File DescriptorsUnpatchedPatched

Sound support superior

Thanks to Emiel Kollof (sorry I screwed up attribution!), AC97 support has been synced up with FreeBSD, plus support for the following devices has been added by Jeroen Ruigrok:

Diamond Technology Monster (DT0398)
Intersil (Harris) HMP9701
Integrated Technology Express (ITE) ITE2226E and ITE2646E
Texas Instruments TLC320AD90
Winbond W83971D
Asahi Kasei AK4544A and AK4545
Realtek ALC850
Wolfson WM9711L, WM9712L, and WM9709
Texas Instruments’ TLV320AIC27
Conexant SmartDAA HSD11246

Resident Good

Matt Dillon is bringing in resident executable support. This speeds loading of dynamically linked programs by saving a copy of their vmspace with vmspace_fork() in the kernel, and using that when executed instead of going through the regular, slower startup.

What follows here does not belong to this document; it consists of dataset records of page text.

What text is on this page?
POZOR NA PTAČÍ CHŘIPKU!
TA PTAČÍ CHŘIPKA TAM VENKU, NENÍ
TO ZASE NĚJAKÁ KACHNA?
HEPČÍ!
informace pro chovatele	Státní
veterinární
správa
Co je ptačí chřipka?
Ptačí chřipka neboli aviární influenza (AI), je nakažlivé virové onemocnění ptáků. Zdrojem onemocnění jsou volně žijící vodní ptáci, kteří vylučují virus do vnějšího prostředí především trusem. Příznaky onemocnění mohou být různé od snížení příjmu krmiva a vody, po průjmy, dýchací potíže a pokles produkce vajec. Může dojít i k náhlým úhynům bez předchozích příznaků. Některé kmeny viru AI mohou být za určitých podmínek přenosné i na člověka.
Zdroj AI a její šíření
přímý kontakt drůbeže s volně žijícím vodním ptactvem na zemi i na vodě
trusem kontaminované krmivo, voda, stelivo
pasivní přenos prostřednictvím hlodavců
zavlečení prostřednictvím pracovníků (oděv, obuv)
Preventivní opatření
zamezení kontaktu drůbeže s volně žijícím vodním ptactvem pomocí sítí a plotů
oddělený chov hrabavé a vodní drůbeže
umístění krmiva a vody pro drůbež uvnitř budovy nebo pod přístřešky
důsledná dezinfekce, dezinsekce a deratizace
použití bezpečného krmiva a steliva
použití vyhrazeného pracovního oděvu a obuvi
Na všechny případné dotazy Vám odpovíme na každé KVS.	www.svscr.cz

This will replace prebinding.

Matt Dillon posted these preliminary numbers running a test program with Perl:

dynamic:2.860u 2.668s 0:05.61 98.3% 87+231k 0+0io 0pf+0w
prebinding:1.821u 2.095s 0:03.90 100.2% 34+202k 0+0io 1pf+0w
resident:1.239u 1.846s 0:03.08 99.6% 137+280k 0+0io 0pf+0w
statically linked:0.418u 0.867s 0:01.28 99.2% 808+616k 0+0io 0pf+0w

It is planned to make dynamic loading as fast as static. For those of you not familiar with the output of time, the first column is total time taken, the second is time taken to run the tested program, and the third is time consumed by system overhead. Yes, there are more columns than that. No, I don’t know what they mean.